Fellow delegate, Democrat Dorothy Shoemaker McDiarmid, characterized Giesen as "everyone's favorite aunt." Giesen served on four committees: Federal Relations, Immigration, Printing, and Public Property. In 1961 Giesen was defeated for reelection by Democrat Kenneth I. Devore, as schools had reopened, but many whites supported private segregation academies. Devore likewise served two terms, and received more prestigious committee assignments (to General Laws, Roads, and House Expenses).

Nonetheless, Charlotte Giesen continued her civic involvement. In 1962 she was reelected to the Radford City Council, on which she served until 1966. Giesen also served on the Board of Visitors of her alma mater from 1970 until 1978. Moreover, her son, Pete Giesen, who had become President of Augusta Steel Corporation, continued the family's Republican political tradition in 1963 by winning election to the Virginia House of Delegates from Augusta County and the cities of Staunton and Waynesboro.

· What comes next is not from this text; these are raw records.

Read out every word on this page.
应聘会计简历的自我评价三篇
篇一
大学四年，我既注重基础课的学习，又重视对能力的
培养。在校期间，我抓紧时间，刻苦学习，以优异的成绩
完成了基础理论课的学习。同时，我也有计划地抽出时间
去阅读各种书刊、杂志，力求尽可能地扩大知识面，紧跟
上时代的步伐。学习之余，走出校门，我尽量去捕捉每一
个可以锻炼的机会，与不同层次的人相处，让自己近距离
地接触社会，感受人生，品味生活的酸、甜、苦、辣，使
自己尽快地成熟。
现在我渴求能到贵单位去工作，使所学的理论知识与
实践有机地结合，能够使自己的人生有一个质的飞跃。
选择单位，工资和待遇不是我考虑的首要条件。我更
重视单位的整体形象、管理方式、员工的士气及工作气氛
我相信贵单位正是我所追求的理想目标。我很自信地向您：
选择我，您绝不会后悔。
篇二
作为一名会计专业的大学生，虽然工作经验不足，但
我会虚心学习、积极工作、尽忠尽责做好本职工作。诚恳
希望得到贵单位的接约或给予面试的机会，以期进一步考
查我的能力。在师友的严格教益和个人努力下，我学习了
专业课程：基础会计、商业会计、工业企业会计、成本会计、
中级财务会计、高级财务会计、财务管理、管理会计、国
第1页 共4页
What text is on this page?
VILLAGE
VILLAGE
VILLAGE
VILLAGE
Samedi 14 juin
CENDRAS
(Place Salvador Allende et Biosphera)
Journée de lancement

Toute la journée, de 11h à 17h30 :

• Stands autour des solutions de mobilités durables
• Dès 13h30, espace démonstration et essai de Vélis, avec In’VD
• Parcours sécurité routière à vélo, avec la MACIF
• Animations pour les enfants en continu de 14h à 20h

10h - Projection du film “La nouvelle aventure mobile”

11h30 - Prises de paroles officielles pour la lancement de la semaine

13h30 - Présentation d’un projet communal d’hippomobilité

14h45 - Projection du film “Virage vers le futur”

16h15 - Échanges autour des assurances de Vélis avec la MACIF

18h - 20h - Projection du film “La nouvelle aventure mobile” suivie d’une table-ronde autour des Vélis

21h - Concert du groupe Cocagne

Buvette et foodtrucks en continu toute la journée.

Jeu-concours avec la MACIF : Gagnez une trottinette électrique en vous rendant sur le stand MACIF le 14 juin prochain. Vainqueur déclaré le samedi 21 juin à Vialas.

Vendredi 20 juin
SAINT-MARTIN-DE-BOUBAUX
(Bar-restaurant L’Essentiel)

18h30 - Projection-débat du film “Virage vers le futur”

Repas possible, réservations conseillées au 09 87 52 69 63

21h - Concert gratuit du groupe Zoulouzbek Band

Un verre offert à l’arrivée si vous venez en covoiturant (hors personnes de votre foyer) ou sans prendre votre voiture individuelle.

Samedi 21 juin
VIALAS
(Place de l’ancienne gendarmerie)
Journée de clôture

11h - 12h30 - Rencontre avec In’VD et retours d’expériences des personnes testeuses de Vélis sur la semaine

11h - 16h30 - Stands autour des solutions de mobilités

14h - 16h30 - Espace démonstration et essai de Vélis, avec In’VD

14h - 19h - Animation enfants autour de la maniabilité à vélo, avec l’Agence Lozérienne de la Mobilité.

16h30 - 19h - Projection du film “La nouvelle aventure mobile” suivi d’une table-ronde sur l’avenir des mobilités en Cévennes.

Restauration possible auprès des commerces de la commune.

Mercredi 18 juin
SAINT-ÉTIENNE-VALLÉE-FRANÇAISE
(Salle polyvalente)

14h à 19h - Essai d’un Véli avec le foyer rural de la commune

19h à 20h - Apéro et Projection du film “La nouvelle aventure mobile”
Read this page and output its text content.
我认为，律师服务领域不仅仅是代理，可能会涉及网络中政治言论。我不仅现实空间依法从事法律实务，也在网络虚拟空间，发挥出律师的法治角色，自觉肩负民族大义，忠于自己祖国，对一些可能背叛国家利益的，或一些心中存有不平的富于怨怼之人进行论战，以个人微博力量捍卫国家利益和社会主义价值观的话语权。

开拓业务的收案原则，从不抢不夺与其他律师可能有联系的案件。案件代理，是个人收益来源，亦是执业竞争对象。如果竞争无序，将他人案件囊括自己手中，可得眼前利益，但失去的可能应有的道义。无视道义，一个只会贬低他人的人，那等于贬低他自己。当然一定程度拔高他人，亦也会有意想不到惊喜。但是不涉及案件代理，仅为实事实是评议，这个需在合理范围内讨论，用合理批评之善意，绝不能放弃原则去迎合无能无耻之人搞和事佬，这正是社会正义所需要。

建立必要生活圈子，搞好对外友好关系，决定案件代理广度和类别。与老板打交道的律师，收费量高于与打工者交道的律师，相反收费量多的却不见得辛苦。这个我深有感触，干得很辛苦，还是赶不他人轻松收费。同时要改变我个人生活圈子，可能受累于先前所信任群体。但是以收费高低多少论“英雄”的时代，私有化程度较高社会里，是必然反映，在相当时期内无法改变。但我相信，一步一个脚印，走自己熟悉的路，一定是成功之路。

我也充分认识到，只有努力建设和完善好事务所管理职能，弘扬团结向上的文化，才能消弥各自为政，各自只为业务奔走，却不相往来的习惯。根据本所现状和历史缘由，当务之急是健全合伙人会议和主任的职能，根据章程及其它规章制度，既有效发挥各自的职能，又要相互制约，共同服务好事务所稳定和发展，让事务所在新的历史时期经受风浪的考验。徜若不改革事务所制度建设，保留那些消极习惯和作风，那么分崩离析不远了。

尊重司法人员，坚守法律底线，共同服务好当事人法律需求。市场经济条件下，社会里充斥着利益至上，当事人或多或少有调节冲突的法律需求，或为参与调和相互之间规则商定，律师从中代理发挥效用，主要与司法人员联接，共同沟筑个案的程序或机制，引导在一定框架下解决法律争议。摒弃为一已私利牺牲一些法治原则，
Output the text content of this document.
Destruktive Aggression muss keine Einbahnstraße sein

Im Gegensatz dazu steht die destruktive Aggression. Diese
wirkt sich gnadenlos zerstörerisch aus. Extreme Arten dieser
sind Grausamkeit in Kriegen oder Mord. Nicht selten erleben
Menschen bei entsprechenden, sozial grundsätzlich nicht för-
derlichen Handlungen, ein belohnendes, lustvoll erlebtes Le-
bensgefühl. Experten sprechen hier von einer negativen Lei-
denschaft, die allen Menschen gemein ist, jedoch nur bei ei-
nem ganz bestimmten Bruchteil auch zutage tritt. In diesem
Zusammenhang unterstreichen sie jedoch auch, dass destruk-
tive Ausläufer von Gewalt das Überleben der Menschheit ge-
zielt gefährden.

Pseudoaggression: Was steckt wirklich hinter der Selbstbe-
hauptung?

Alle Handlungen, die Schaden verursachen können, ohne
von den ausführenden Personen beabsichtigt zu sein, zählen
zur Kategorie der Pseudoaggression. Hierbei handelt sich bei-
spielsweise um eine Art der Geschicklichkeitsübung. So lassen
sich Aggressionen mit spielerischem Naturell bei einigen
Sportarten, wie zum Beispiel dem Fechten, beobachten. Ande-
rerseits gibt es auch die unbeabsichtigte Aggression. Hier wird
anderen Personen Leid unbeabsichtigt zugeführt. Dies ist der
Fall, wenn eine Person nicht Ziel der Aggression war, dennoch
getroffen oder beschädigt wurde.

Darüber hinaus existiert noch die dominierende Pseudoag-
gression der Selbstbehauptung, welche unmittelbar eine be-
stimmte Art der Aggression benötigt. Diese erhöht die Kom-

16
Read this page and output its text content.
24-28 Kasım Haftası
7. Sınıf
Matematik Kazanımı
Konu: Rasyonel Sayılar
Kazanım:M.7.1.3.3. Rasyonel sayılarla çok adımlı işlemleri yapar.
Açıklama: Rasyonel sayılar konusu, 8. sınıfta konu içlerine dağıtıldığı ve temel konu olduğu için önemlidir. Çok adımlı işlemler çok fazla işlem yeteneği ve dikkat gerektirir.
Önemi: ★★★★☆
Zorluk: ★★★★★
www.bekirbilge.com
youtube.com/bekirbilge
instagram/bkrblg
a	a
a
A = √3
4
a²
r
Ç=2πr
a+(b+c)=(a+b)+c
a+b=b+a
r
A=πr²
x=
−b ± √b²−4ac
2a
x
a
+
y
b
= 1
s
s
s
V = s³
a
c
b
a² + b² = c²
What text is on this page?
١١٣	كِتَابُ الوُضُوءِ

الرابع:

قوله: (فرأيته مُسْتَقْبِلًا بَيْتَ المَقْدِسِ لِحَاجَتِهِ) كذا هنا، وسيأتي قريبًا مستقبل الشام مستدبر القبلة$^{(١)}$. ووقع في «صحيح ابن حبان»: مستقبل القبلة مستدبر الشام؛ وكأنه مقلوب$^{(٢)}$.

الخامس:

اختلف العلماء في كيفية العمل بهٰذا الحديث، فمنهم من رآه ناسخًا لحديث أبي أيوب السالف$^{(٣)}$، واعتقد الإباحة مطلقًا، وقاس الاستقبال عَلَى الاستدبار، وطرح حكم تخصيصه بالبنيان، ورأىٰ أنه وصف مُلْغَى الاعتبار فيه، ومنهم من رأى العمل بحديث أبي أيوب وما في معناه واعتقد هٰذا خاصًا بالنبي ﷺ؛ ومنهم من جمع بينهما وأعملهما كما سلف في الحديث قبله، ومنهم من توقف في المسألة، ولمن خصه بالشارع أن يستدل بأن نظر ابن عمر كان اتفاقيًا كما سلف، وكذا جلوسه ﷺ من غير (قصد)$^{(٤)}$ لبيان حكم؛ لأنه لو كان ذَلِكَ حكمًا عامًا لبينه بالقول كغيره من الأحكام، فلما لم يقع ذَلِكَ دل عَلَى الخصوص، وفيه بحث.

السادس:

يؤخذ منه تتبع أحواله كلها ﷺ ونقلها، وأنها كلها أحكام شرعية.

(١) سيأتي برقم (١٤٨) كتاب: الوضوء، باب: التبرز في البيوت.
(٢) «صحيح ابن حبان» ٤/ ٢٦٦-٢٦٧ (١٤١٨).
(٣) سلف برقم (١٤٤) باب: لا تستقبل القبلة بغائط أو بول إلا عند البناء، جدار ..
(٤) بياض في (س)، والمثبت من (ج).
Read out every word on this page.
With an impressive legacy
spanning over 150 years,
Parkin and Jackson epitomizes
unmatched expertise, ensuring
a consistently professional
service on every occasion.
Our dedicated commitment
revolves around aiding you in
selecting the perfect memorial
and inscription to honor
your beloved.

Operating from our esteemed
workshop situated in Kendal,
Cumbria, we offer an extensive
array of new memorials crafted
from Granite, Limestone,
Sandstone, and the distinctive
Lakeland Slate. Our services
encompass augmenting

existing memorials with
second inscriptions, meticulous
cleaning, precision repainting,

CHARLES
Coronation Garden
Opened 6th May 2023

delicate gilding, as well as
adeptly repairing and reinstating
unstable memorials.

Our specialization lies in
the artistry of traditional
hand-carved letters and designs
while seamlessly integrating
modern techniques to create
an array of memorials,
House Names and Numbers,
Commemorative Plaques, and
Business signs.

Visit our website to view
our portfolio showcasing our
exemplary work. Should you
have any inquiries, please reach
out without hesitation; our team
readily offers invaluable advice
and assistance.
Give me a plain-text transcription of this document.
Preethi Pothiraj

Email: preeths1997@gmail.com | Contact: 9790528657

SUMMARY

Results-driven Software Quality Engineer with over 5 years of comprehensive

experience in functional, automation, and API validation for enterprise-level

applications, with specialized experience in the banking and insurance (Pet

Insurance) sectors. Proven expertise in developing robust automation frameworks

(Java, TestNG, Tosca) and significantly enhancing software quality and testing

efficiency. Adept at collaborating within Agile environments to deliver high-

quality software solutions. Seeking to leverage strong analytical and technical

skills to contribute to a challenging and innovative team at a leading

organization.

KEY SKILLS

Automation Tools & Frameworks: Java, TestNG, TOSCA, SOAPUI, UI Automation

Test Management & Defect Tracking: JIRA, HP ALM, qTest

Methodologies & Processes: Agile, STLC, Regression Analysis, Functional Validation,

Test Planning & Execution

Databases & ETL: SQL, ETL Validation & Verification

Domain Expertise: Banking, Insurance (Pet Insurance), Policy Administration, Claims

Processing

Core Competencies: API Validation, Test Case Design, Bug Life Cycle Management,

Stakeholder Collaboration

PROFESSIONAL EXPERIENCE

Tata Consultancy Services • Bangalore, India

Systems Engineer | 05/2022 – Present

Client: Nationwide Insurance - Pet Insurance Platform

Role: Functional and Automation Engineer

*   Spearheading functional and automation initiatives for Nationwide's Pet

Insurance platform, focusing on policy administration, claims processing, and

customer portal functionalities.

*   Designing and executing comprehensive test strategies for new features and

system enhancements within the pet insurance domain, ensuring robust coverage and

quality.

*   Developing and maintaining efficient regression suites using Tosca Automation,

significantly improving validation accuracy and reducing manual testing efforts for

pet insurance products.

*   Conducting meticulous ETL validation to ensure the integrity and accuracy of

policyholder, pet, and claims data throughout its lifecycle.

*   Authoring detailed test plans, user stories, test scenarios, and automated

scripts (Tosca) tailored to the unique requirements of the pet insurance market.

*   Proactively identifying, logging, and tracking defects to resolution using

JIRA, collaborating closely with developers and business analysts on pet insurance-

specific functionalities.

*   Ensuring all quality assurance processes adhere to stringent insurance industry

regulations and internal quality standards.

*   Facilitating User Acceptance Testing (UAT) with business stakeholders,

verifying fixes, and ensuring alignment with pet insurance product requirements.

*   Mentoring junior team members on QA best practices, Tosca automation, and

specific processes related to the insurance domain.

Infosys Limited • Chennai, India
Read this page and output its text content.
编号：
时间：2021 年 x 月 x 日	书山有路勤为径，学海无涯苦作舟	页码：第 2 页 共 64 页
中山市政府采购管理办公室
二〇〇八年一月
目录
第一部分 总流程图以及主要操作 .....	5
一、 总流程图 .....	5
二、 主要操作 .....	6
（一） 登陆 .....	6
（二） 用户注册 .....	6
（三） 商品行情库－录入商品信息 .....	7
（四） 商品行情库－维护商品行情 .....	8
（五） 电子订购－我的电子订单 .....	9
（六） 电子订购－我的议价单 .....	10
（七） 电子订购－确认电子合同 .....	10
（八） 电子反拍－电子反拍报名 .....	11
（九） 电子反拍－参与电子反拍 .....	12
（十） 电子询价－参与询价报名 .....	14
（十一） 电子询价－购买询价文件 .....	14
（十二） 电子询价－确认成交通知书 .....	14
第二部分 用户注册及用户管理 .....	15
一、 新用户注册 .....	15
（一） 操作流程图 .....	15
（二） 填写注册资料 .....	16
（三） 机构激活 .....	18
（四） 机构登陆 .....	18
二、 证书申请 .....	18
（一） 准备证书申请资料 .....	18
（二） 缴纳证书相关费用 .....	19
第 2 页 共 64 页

Although Augusta Steel closed, and he lost his initial campaign in 1961 and a re-election bid during the post-Watergate Democratic landslide, Pete Giesen represented those cities and parts of Augusta County as well as all or parts of Bath, Highland and Rockingham Counties for more than three decades of elected public service (1964-1996).

Theodore Roosevelt Dalton and his son, future governor John N. Dalton, were Giesen's next-door neighbors during her time as a delegate.

==Death and legacy==
Widowed, Giesen died at her home in Radford on January 28, 1995. She was buried in that city's West View Cemetery.

During her lifetime, Giesen was voted Radford Woman of the Year by the Business and Professional Women's Association, and in 1960 the local chapter of the Veterans of Foreign Wars elected her Outstanding Woman of the Year. Her family established a scholarship to honor her and her husband at Radford. The House of Delegates and State Senate jointly memorialized her. The Virginia Tech library, special collections division, has her papers, including a taped interview.